Dans une déclaration faite à Berlin, le Chancelier allemand Merz a déclaré, que l'armée atlantico-ukrainienne pouvait désormais frapper en profondeur en Russie :

"Il n’y a plus de limites de portée pour les armes qui ont été livrées à l’Ukraine. Ni par les Britanniques, ni par les Français, ni par nous. Ni par les Américains », a déclaré Friedrich Merz, lors d’un entretien à la télévision publique WDR à Berlin. (...) Cela signifie que l’Ukraine peut désormais se défendre, par exemple en attaquant des positions militaires en Russie (…) ce qu’elle ne faisait pas il y a quelque temps, à quelques exceptions près. Elle peut le faire maintenant"

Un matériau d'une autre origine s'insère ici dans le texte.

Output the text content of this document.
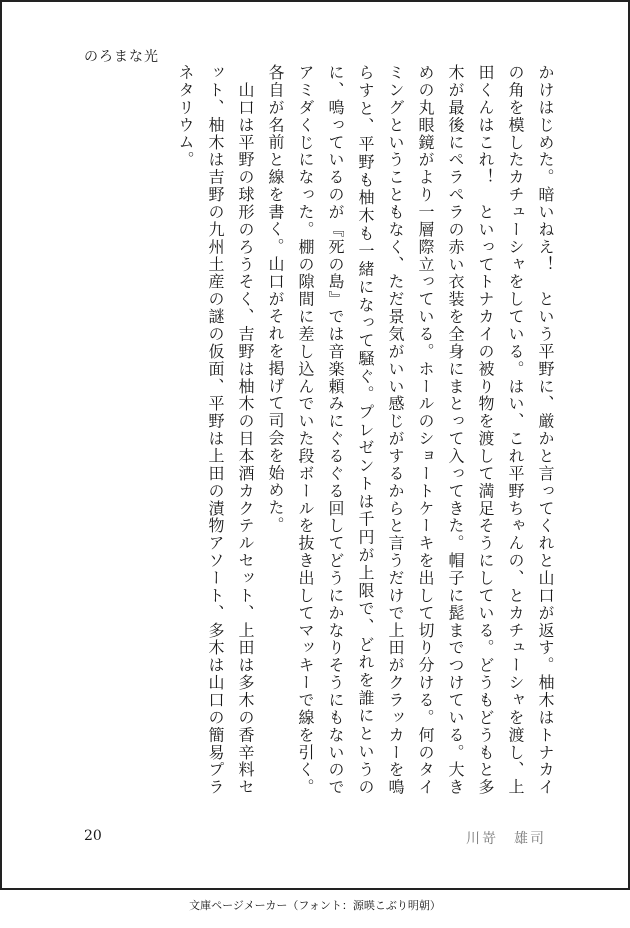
のろまな光

かけはじめた。暗いねえ！　という平野に、厳かと言ってくれと山口が返す。柚木はトナカイの角を模したカチューシャをしている。はい、これ平野ちゃんの、とカチューシャを渡し、上田くんはこれ！　といってトナカイの被り物を渡して満足そうにしている。どうもどうもと多木が最後にペラペラの赤い衣装を全身にまとって入ってきた。帽子に髭までつけている。大きめの丸眼鏡がより一層際立っている。ホールのショートケーキを出して切り分ける。何のタイミングということもなく、ただ景気がいい感じがするからと言うだけで上田がクラッカーを鳴らすと、平野も柚木も一緒になって騒ぐ。プレゼントは千円が上限で、どれを誰にというのに、鳴っているのが『死の島』では音楽頼みにぐるぐる回してどうにかなりそうにもないのでアミダくじになった。棚の隙間に差し込んでいた段ボールを抜き出してマッキーで線を引く。各自が名前と線を書く。山口がそれを掲げて司会を始めた。

　山口は平野の球形のろうそく、吉野は柚木の日本酒カクテルセット、上田は多木の香辛料セット、柚木は吉野の九州土産の謎の仮面、平野は上田の漬物アソート、多木は山口の簡易プラネタリウム。

20	川嵜　雄司
文庫ページメーカー（フォント：源暎こぶり明朝）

Immédiatement, le porte-parole du Kremlin, Dmitri Peskov, a souligné la dangerosité d'une telle décision qui, par ailleurs, n'est pas conforme à la ligne portée par la Russie (unilatéralement) d'une sortie de guerre fondée ... sur des négociations ... de paix. Je cite :

"Si de ces décisions sont effectivement prises, elles sont absolument contraires à nos aspirations à un règlement politique et aux efforts actuellement déployés dans le cadre de ce règlement. C'est donc une décision plutôt dangereuse".

Quand les élites russes pourront ouvertement reconnaître, qu'elles sont bien les seules à vouloir et les négociations et la paix, quand en face d'elles, les élites atlantistes ne veulent que la victoire et ce sur le champ de bataille, nous commencerons à avoir de véritables chances pour une paix durable, car la dissuasion sera effective. 

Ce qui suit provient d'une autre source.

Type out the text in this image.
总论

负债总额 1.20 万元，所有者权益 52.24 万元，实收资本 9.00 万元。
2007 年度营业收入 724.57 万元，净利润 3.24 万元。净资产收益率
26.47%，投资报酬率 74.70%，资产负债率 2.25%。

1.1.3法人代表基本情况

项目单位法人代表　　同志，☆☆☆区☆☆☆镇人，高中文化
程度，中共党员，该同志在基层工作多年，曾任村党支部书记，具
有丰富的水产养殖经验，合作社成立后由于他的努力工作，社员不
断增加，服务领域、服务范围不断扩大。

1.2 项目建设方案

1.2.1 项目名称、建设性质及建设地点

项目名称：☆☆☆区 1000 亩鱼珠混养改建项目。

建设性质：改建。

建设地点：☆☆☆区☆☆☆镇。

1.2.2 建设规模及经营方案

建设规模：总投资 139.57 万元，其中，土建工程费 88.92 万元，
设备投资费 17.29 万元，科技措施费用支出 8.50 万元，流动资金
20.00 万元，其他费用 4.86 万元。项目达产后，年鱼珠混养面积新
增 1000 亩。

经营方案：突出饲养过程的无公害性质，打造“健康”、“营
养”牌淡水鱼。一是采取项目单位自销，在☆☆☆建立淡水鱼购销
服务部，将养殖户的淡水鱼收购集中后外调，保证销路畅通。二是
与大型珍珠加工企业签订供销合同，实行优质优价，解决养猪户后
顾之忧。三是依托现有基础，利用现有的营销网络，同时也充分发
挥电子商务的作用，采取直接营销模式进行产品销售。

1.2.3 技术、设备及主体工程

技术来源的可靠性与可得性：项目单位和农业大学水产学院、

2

Merz a précisé lors de sa conférence de presse en Finlande, en réponse aux réactions russes, que cette décision n'est pas nouvelle :

"À ma connaissance, et comme je l'ai expliqué hier, les pays qui limitaient la portée des frappes ont depuis longtemps levé ces exigences. J'ai donc décrit hier, à Berlin, ce qui se passe depuis plusieurs mois : l'Ukraine a le droit d'utiliser les armes qui lui sont fournies hors de son territoire contre des installations militaires situées sur le territoire russe".

Il n'est donc pas nécessaire de jouer les jeunes vierges effarouchées. 

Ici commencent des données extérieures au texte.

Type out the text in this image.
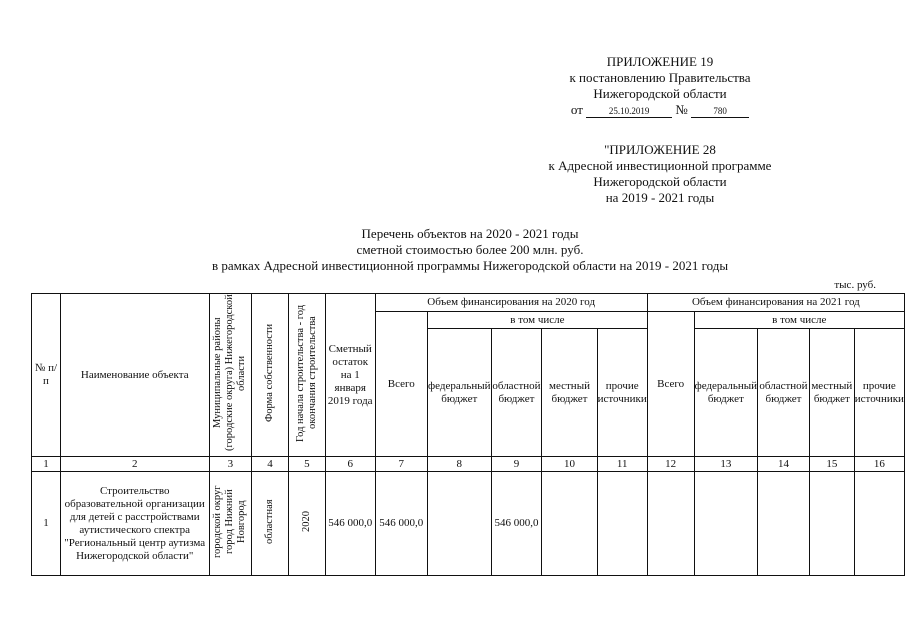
ПРИЛОЖЕНИЕ 19
к постановлению Правительства
Нижегородской области
от	25.10.2019 №	780
"ПРИЛОЖЕНИЕ 28
к Адресной инвестиционной программе
Нижегородской области
на 2019 - 2021 годы
Перечень объектов на 2020 - 2021 годы
сметной стоимостью более 200 млн. руб.
в рамках Адресной инвестиционной программы Нижегородской области на 2019 - 2021 годы
тыс. руб.
№ п/п	Наименование объекта	Муниципальные районы (городские округа) Нижегородской области	Форма собственности	Год начала строительства - год окончания строительства	Сметный остаток на 1 января 2019 года	Объем финансирования на 2020 год					Объем финансирования на 2021 год				
						Всего	в том числе				Всего	в том числе			
							федеральный бюджет	областной бюджет	местный бюджет	прочие источники		федеральный бюджет	областной бюджет	местный бюджет	прочие источники
1	2	3	4	5	6	7	8	9	10	11	12	13	14	15	16
1	Строительство образовательной организации для детей с расстройствами аутистического спектра "Региональный центр аутизма Нижегородской области"	городской округ город Нижний Новгород	областная	2020	546 000,0	546 000,0		546 000,0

En revanche, c'est une chose d'en avoir la possibilité, c'est autre chose que de vouloir réaliser cette possibilité. Si l'on regarde le danger potentiel pour la Russie de la mise en oeuvre de ces décisions par l'armée atlantico-ukrainienne, il n'est pas négligeable, sans même parler des Taurus que l'Allemagne semble se préparer à envoyer finalement sur le front :

"L’Ukraine possède et utilise déjà d’autres missiles à longue portée occidentaux, comme l’ATACMS américain et le Storm Shadow britannique. Leur rayon d'action est d'environ 300 kilomètres. Dans le même temps, les versions « à part entière » de Storm Shadow, ainsi que SCALP-EG, peuvent atteindre une cible à une distance allant jusqu'à 560 kilomètres. Cependant, l’Ukraine n’a jamais reçu de telles versions auparavant".

Autrement dit, la zone de cibles potentielles va très en profondeur en Russie :

"Comme le note Ura.Ru, une fois les restrictions levées, ces armes pourraient atteindre les régions de la Russie centrale - Smolensk, Kalouga, Briansk, Orel. Les missiles Taurus peuvent étendre leur portée de frappe jusqu'à Moscou, s'ils sont lancés depuis les régions ukrainiennes limitrophes de la Russie. Il est également à noter, que l'Ukraine pourrait également utiliser le drone Tekever AR3, capable de voler jusqu'à mille kilomètres".

Quelques remarques conclusives :

1) Le processus de négociation et la volonté de paix affichée par la Russie sont entendus comme un signe de faiblesse, qui pousse les pays de l'Axe atlantiste à aller toujours plus loin. Continuer dans cette voie semble dangereux pour la Russie, si le but est bien de renforcer sa sécurité et rétablir une certaine stabilité mondiale. Quand une stratégie ne marche pas, il faut savoir en changer à temps.

2)  Les frappes en profondeur, pas plus que les autres, ne se limiteront à des cibles militaires, comme nous le voyons déjà aujourd'hui, avec les attaques volontaires de sites civiles sur le territoire russe. De ce fait, les pays fournissant, contrôlant et déterminant les cibles de leurs missiles sont formellement responsables de crimes de guerre, puisque les conventions de Genève sont violées. Sont-ils prêts à cela, face à leurs populations et face à la communauté internationale "pro-paix" ?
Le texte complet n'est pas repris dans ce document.